Equine Influenza is a viral infection in the upper respiratory tract of horses that can be passed from horse to horse. A horse might develop a yellowish or white discharge from their nose. The horse could also experience a fever and swelling of the throat.
Horses often contract the common cold from contacting other infected horses. they can catch a common cold at shows and boarding stables, where they are often competing. They not ventilated properly in trailers or stables can catch a cold more easily than horses with good ventilation.
It is imperative to immediately isolate horses suffering from the common cold as it is contagious. Consult your veterinarian to learn how to manage this condition. Your veterinarian can tell you when it is safe for your horse to be released from isolation.

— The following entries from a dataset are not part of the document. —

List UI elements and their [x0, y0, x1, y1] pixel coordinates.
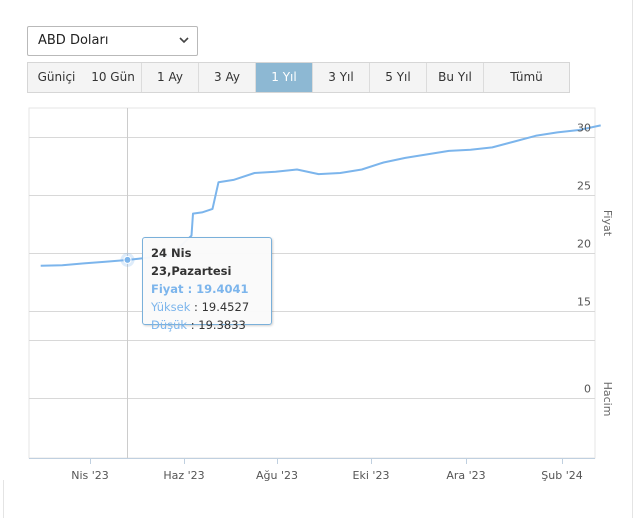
range-button-this-year[interactable]: Bu Yıl [427, 63, 484, 92]
range-button-1-year[interactable]: 1 Yıl [256, 63, 313, 92]
x-tick-label: Haz '23 [163, 469, 204, 482]
range-button-1-month[interactable]: 1 Ay [142, 63, 199, 92]
tooltip-price-row: Fiyat : 19.4041 [151, 282, 249, 296]
price-tick-label: 25 [577, 180, 591, 193]
chart-series [40, 124, 601, 267]
tooltip-high-label: Yüksek [151, 300, 191, 314]
tooltip-price-value: 19.4041 [196, 282, 249, 296]
currency-select-value: ABD Doları [38, 33, 109, 48]
tooltip-high-row: Yüksek : 19.4527 [151, 300, 250, 314]
x-tick-label: Eki '23 [353, 469, 390, 482]
chart-tooltip: 24 Nis 23,Pazartesi Fiyat : 19.4041 Yüks… [142, 237, 272, 332]
volume-axis-title: Hacim [601, 382, 614, 417]
tooltip-price-label: Fiyat [151, 282, 184, 296]
x-tick-label: Ara '23 [446, 469, 485, 482]
x-tick-label: Ağu '23 [256, 469, 298, 482]
frame-border-left [3, 480, 4, 518]
tooltip-high-value: 19.4527 [201, 300, 250, 314]
hover-point-marker [123, 255, 132, 264]
tooltip-low-row: Düşük : 19.3833 [151, 318, 246, 332]
chart-grid [28, 107, 596, 464]
chevron-down-icon [179, 37, 189, 44]
chart-axes: 15 20 25 30 0 Nis '23 Haz '23 Ağu '23 Eki '23 Ara… [71, 122, 614, 483]
range-button-3-months[interactable]: 3 Ay [199, 63, 256, 92]
price-tick-label: 20 [577, 238, 591, 251]
volume-tick-label: 0 [584, 383, 591, 396]
tooltip-title: 24 Nis 23,Pazartesi [151, 246, 232, 278]
tooltip-low-value: 19.3833 [198, 318, 246, 332]
range-button-all[interactable]: Tümü [510, 70, 543, 84]
range-button-5-years[interactable]: 5 Yıl [370, 63, 427, 92]
frame-border-right [632, 0, 633, 518]
range-selector: Güniçi 10 Gün 1 Ay 3 Ay 1 Yıl 3 Yıl 5 Yı… [27, 62, 570, 93]
x-tick-label: Şub '24 [541, 469, 582, 482]
price-tick-label: 15 [577, 296, 591, 309]
range-button-intraday[interactable]: Güniçi [37, 70, 76, 84]
range-button-3-years[interactable]: 3 Yıl [313, 63, 370, 92]
tooltip-low-label: Düşük [151, 318, 188, 332]
currency-select[interactable]: ABD Doları [27, 26, 198, 56]
x-tick-label: Nis '23 [71, 469, 109, 482]
price-axis-title: Fiyat [601, 210, 614, 237]
range-button-10-days[interactable]: 10 Gün [85, 63, 142, 92]
price-tick-label: 30 [577, 122, 591, 135]
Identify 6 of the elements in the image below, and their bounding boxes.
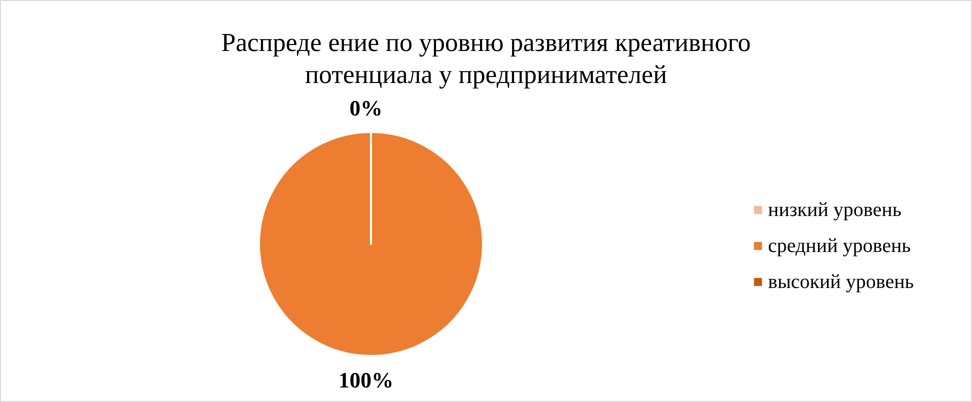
legend-label: высокий уровень bbox=[768, 271, 914, 293]
chart-title: Распреде ение по уровню развития креативного потенциала у предпринимателей bbox=[220, 27, 752, 91]
data-label: 100% bbox=[338, 368, 394, 392]
legend-label: низкий уровень bbox=[768, 199, 902, 221]
text: 0% bbox=[350, 96, 382, 120]
legend-label: средний уровень bbox=[768, 235, 911, 257]
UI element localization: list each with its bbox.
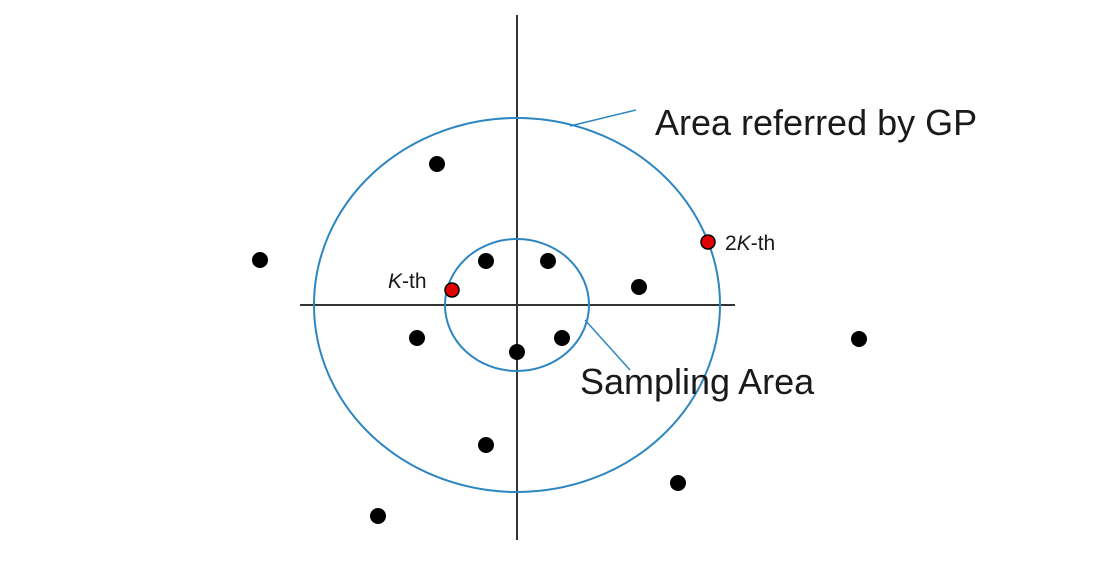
sample-point [252, 252, 268, 268]
sample-point [370, 508, 386, 524]
kth-point [444, 282, 460, 298]
sample-point [631, 279, 647, 295]
gp-area-label: Area referred by GP [655, 102, 977, 143]
kth-label-italic: K [388, 270, 403, 293]
sample-point [670, 475, 686, 491]
sampling-area-label: Sampling Area [580, 361, 815, 402]
sample-point [478, 437, 494, 453]
2kth-label-italic: K [737, 232, 752, 255]
2kth-label-prefix: 2 [725, 232, 737, 255]
gp-area-circle [313, 117, 721, 493]
2kth-point [700, 234, 716, 250]
sample-point [540, 253, 556, 269]
sample-point [478, 253, 494, 269]
sample-point [429, 156, 445, 172]
2kth-label-suffix: -th [751, 232, 776, 255]
sampling-area-circle [444, 238, 590, 372]
sample-point [409, 330, 425, 346]
sampling-area-leader-line [584, 319, 631, 371]
2kth-label: 2K-th [725, 232, 775, 255]
kth-label-suffix: -th [402, 270, 427, 293]
gp-area-leader-line [569, 109, 637, 127]
sample-point [509, 344, 525, 360]
sample-point [554, 330, 570, 346]
sample-point [851, 331, 867, 347]
kth-label: K-th [388, 270, 427, 293]
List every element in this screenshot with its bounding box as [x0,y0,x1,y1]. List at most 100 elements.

Make sure your horse is comfortable and warm. Ensure your horse has his grooming kit, water bucket, and feed bowl to stop the spread of the virus.
Degenerative Joint Disease (Arthritis) is a condition that affects the joints. It’s most common in older horses. According to a senior veterinary surgeon, Nicola Jarvis says, arthritis prevalence is more than 50% in horses over the age of 15. Excessive wear and tear on the joints can cause inflammation and damage the joint structure over the horse’s working years. Horses who have done regular hard work over their careers are more likely to develop the disease.
Horses can develop arthritis slowly and may not show any symptoms at first. You will eventually notice stiffness, heat, and swelling in affected joints.
There is no cure for arthritis in horses. However, there are many ways to reduce discomfort and pain. Your horse’s weight should be ideal for reducing his load and allowing him to move more freely. The best way to ease stiffness is to turn your horse as often as possible.
Cushing’s Disease, also known as Pituitary Pars Intermedia Disorder (PPID), is another common condition that horses experience. This Disease is caused by hormonal dysfunction in the pituitary gland, located at the base of the brain. According to the website Care about Cushing’s”, 1 in 5 horses will get the Disease after the age of 15. Cushing’s Disease horses will have curly, long hair all year. They might also exhibit poor performance, uneven fat distribution, excessive sweating, and lethargy and lethargy.